Mme Alliot-Marie, selon l'Intérieur, "a entendu les craintes qui se sont manifestées en raison de (ces) critères". Dans le même temps, elle souhaite prendre en compte "les besoins opérationnels" des services de police et de gendarmerie et a entamé "une réflexion, avec l'expertise de la direction centrale de la police judiciaire, pour réétudier ces points et leur éventuelle pertinence réelle avec les besoins des enquêtes".
Il s'agira de "corréler les besoins de la police et de la gendarmerie avec le respect des libertés individuelles", selon l'Intérieur.
"Ardoise" a suscité la semaine dernière une vaste polémique, des associations redoutant des "dérives" avec l'utilisation de données personnelles, un syndicat de policiers, Alliance, évoquant même un "usage discriminatoire".
Le Collectif contre l'homophobie, qui avait annoncé avoir saisi la Haute autorité de lutte contre les discriminations (Halde) et la Commission nationale de l'informatique et des libertés (Cnil), a jugé mardi la décision de Mme Alliot-Marie "empreinte de sagesse et de raison" et demandé la mise en place d'un groupe de travail.
Michel Navion, avocat de SOS homophobie, avait déclaré, la semaine dernière, "ne pouvoir s'empêcher de rapprocher (ce fichier) avec une tendance que l'on voit aujourd'hui proche des intégristes religieux, des sectaires de tous poils, qui font partie plus ou moins de l'entourage du président de la République".
Alliance (second syndicat de gardiens de la paix), réputé à droite, avait "exigé" que le nouveau logiciel police "soit amélioré", tout comme l'Unsa-police (premier syndicat) et tous deux en avaient appelé à la ministre de l'Intérieur.
Il s'agit d'une "version provisoire", avait dit Alliance, qui doit être "améliorée afin que certaines indications (...) n'amènent pas à un usage discriminatoire".
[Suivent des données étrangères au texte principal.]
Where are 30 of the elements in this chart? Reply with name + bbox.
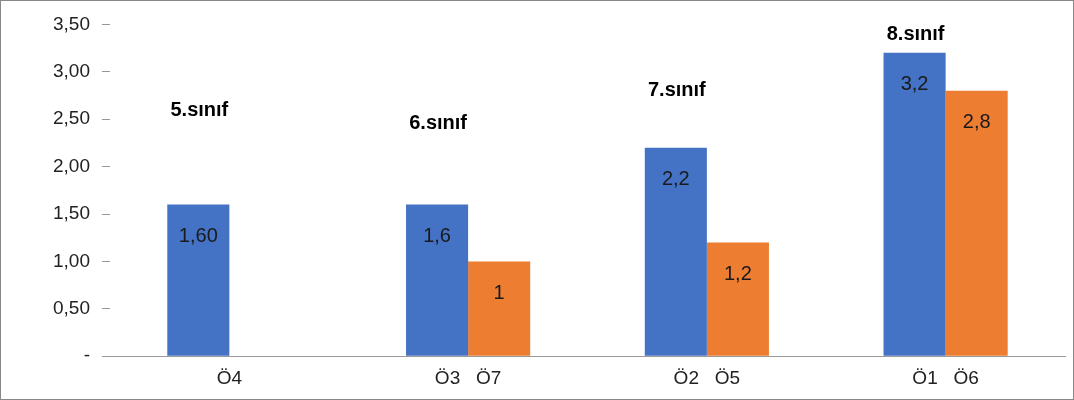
y-tick-label: 0,50 [53,297,90,319]
bar [644,147,707,356]
y-tick-label: 3,00 [53,60,90,82]
y-tick-label: - [83,344,90,366]
x-tick-label: Ö2 Ö5 [673,366,741,388]
y-tick-label: 1,00 [53,249,90,271]
y-tick-label: 2,00 [53,154,90,176]
data-label: 1,60 [178,224,218,247]
data-label: 3,2 [900,72,929,95]
bar [468,261,531,356]
data-label: 2,8 [962,110,991,133]
annotation: 6.sınıf [409,111,468,134]
annotation: 5.sınıf [170,98,229,121]
data-label: 1 [493,280,505,303]
y-tick-label: 1,50 [53,202,90,224]
data-label: 2,2 [661,167,690,190]
x-tick-label: Ö1 Ö6 [912,366,979,388]
bar [406,204,469,356]
bar [883,52,946,356]
x-tick-label: Ö3 Ö7 [434,366,502,388]
data-label: 1,2 [724,261,752,284]
bar [706,242,769,356]
x-tick-label: Ö4 [216,366,243,388]
y-tick-label: 2,50 [53,107,90,129]
annotation: 8.sınıf [886,21,945,44]
annotation: 7.sınıf [647,78,707,101]
bar [167,204,230,356]
y-tick-label: 3,50 [53,12,90,34]
bar [945,90,1008,356]
data-label: 1,6 [423,224,451,247]
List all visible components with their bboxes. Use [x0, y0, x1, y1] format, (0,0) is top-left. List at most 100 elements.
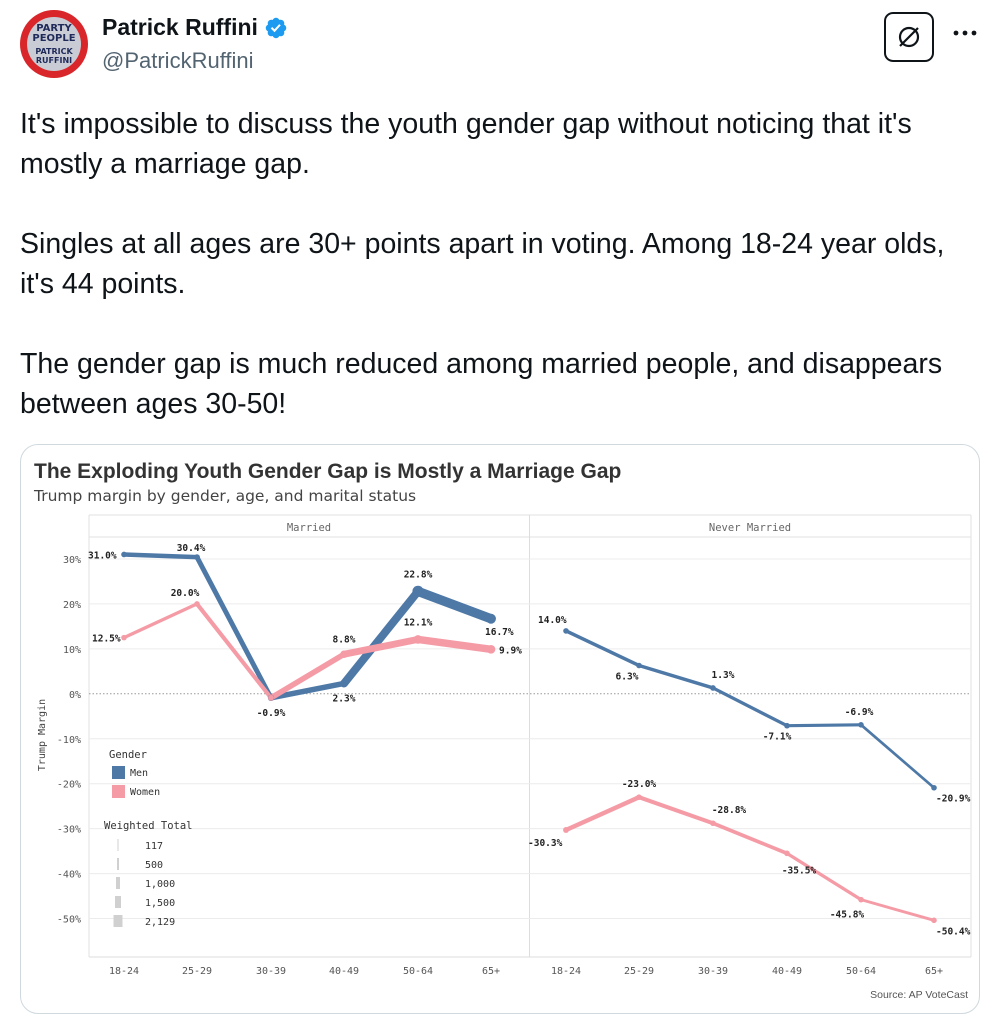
data-label: -7.1% — [763, 732, 792, 743]
data-point-women — [268, 694, 274, 701]
author-name[interactable]: Patrick Ruffini — [102, 14, 258, 40]
x-tick-label: 50-64 — [403, 966, 433, 977]
data-label: -50.4% — [936, 926, 971, 937]
x-tick-label: 18-24 — [109, 966, 139, 977]
data-label: 22.8% — [404, 569, 433, 580]
chart-image-card[interactable]: The Exploding Youth Gender Gap is Mostly… — [20, 444, 980, 1014]
x-tick-label: 65+ — [925, 966, 943, 977]
legend-label: Men — [130, 768, 148, 779]
x-tick-label: 25-29 — [182, 966, 212, 977]
data-point-men — [486, 613, 496, 624]
data-point-women — [340, 650, 348, 659]
x-tick-label: 65+ — [482, 966, 500, 977]
data-point-men — [121, 551, 127, 558]
panel-label-married: Married — [287, 522, 331, 534]
y-tick-label: 20% — [63, 600, 81, 611]
y-axis-label: Trump Margin — [37, 699, 48, 771]
series-segment-men — [413, 586, 496, 624]
legend-label: Women — [130, 787, 160, 798]
data-label: 14.0% — [538, 615, 567, 626]
y-tick-label: 10% — [63, 645, 81, 656]
series-segment-women — [122, 602, 199, 640]
tweet-paragraph: It's impossible to discuss the youth gen… — [20, 108, 912, 180]
x-tick-label: 30-39 — [256, 966, 286, 977]
size-legend-swatch — [117, 839, 119, 851]
y-tick-label: -40% — [57, 870, 81, 881]
data-label: 31.0% — [88, 550, 117, 561]
size-legend-label: 1,000 — [145, 879, 175, 890]
series-segment-women — [340, 635, 422, 658]
data-point-women — [858, 896, 864, 903]
data-label: -45.8% — [830, 910, 865, 921]
x-tick-label: 30-39 — [698, 966, 728, 977]
data-label: -23.0% — [622, 779, 657, 790]
series-segment-women — [194, 601, 274, 700]
data-point-women — [194, 601, 200, 607]
data-label: -30.3% — [528, 838, 563, 849]
data-point-women — [413, 635, 423, 644]
verified-badge-icon — [265, 17, 287, 38]
size-legend-label: 500 — [145, 860, 163, 871]
data-point-women — [486, 644, 496, 654]
data-point-men — [636, 662, 642, 669]
data-label: 12.1% — [404, 617, 433, 628]
data-label: -35.5% — [782, 865, 817, 876]
chart-title: The Exploding Youth Gender Gap is Mostly… — [34, 460, 621, 483]
data-label: 20.0% — [171, 588, 200, 599]
y-tick-label: -20% — [57, 780, 81, 791]
series-segment-men — [785, 723, 863, 728]
data-label: 12.5% — [92, 634, 121, 645]
data-point-women — [121, 634, 127, 641]
series-segment-women — [563, 794, 642, 833]
author-name-row[interactable]: Patrick Ruffini — [102, 14, 288, 41]
data-label: 2.3% — [333, 693, 356, 704]
avatar-image: PARTY PEOPLE PATRICK RUFFINI — [27, 17, 81, 71]
data-point-men — [340, 679, 348, 688]
series-segment-men — [194, 554, 274, 701]
tweet-text: It's impossible to discuss the youth gen… — [20, 104, 986, 424]
data-label: -20.9% — [936, 794, 971, 805]
data-point-women — [710, 820, 716, 827]
series-segment-men — [637, 663, 715, 690]
slashed-circle-icon — [898, 26, 920, 48]
data-point-women — [636, 794, 642, 800]
series-segment-men — [564, 629, 641, 668]
legend-title: Gender — [109, 749, 147, 761]
author-handle[interactable]: @PatrickRuffini — [102, 48, 254, 73]
data-label: 1.3% — [712, 670, 735, 681]
more-options-button[interactable] — [950, 18, 980, 48]
source-note: Source: AP VoteCast — [870, 989, 968, 1001]
data-label: -6.9% — [845, 707, 874, 718]
data-point-men — [563, 628, 569, 634]
size-legend-swatch — [115, 896, 121, 908]
y-tick-label: 0% — [69, 690, 81, 701]
data-point-women — [784, 850, 790, 857]
data-point-women — [931, 917, 937, 924]
data-point-men — [412, 585, 424, 597]
data-label: 6.3% — [616, 671, 639, 682]
size-legend-title: Weighted Total — [104, 820, 193, 832]
ellipsis-icon — [953, 30, 977, 36]
chart: The Exploding Youth Gender Gap is Mostly… — [33, 460, 972, 1001]
data-point-men — [931, 784, 937, 791]
size-legend-label: 2,129 — [145, 917, 175, 928]
x-tick-label: 18-24 — [551, 966, 581, 977]
legend-swatch-men — [112, 766, 125, 779]
panel-label-never-married: Never Married — [709, 522, 791, 534]
size-legend-swatch — [117, 858, 119, 870]
data-label: 16.7% — [485, 627, 514, 638]
data-point-men — [784, 722, 790, 729]
author-avatar[interactable]: PARTY PEOPLE PATRICK RUFFINI — [20, 10, 88, 78]
size-legend-swatch — [116, 877, 120, 889]
x-tick-label: 40-49 — [772, 966, 802, 977]
series-segment-women — [785, 851, 863, 902]
series-segment-women — [711, 821, 789, 856]
series-segment-women — [414, 635, 495, 654]
data-point-men — [858, 722, 864, 728]
data-label: 30.4% — [177, 543, 206, 554]
y-tick-label: -50% — [57, 915, 81, 926]
series-segment-men — [121, 552, 200, 560]
grok-button[interactable] — [884, 12, 934, 62]
data-label: 8.8% — [333, 634, 356, 645]
x-tick-label: 25-29 — [624, 966, 654, 977]
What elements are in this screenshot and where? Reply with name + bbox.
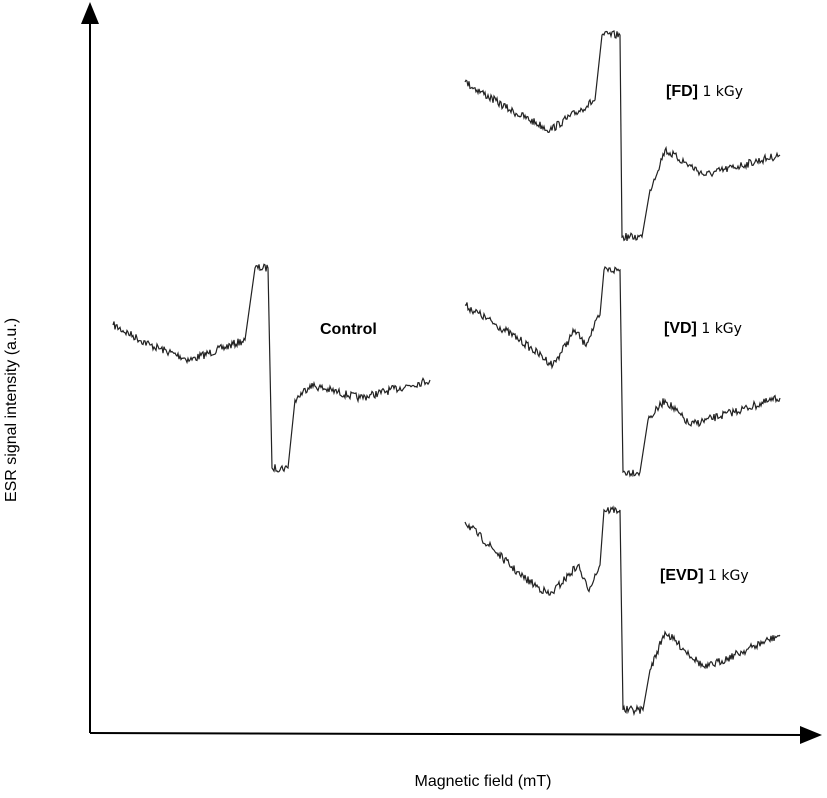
axes bbox=[81, 2, 822, 744]
spectrum-tag: [VD] bbox=[664, 320, 697, 337]
y-axis-label: ESR signal intensity (a.u.) bbox=[3, 318, 20, 502]
spectrum-label: [VD] 1 kGy bbox=[664, 320, 742, 337]
x-arrow bbox=[800, 726, 822, 744]
spectrum-label: [EVD] 1 kGy bbox=[660, 567, 749, 584]
esr-trace bbox=[464, 505, 781, 717]
x-axis-label: Magnetic field (mT) bbox=[415, 773, 552, 790]
spectrum-dose: 1 kGy bbox=[708, 568, 749, 584]
x-axis bbox=[89, 732, 806, 736]
esr-trace bbox=[112, 263, 431, 473]
spectrum-dose: 1 kGy bbox=[701, 321, 742, 337]
spectrum-tag: [EVD] bbox=[660, 567, 704, 584]
spectrum-tag: Control bbox=[320, 321, 377, 338]
spectrum-dose: 1 kGy bbox=[702, 84, 743, 100]
y-arrow bbox=[81, 2, 99, 24]
spectrum-tag: [FD] bbox=[666, 83, 698, 100]
spectrum-label: [FD] 1 kGy bbox=[666, 83, 743, 100]
esr-trace bbox=[464, 30, 781, 242]
traces bbox=[112, 30, 781, 717]
esr-trace bbox=[464, 265, 781, 478]
spectrum-label: Control bbox=[320, 321, 377, 338]
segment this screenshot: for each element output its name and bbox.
Synergie (second syndicat d'officiers de police) avait de son côté indiqué "ne pas être choqué" mais avait jugé que le logiciel n'était "pas adapté à la procédure policière et judiciaire".
Il a affirmé mardi avoir "été entendu".
La Cnil avait pour sa part annoncé avoir demandé des "précisions" et des "éclaircissements" à l'Intérieur sur ce futur logiciel et son président, Alex Türk, avait écrit à ce sujet à Mme Alliot-Marie.
Il lui rappelait "que la Cnil devra émettre un avis préalable à la mise en place de cette application qui semble déjà en phase de test" et "ne peut être créée que par un décret en Conseil d'Etat" après son avis.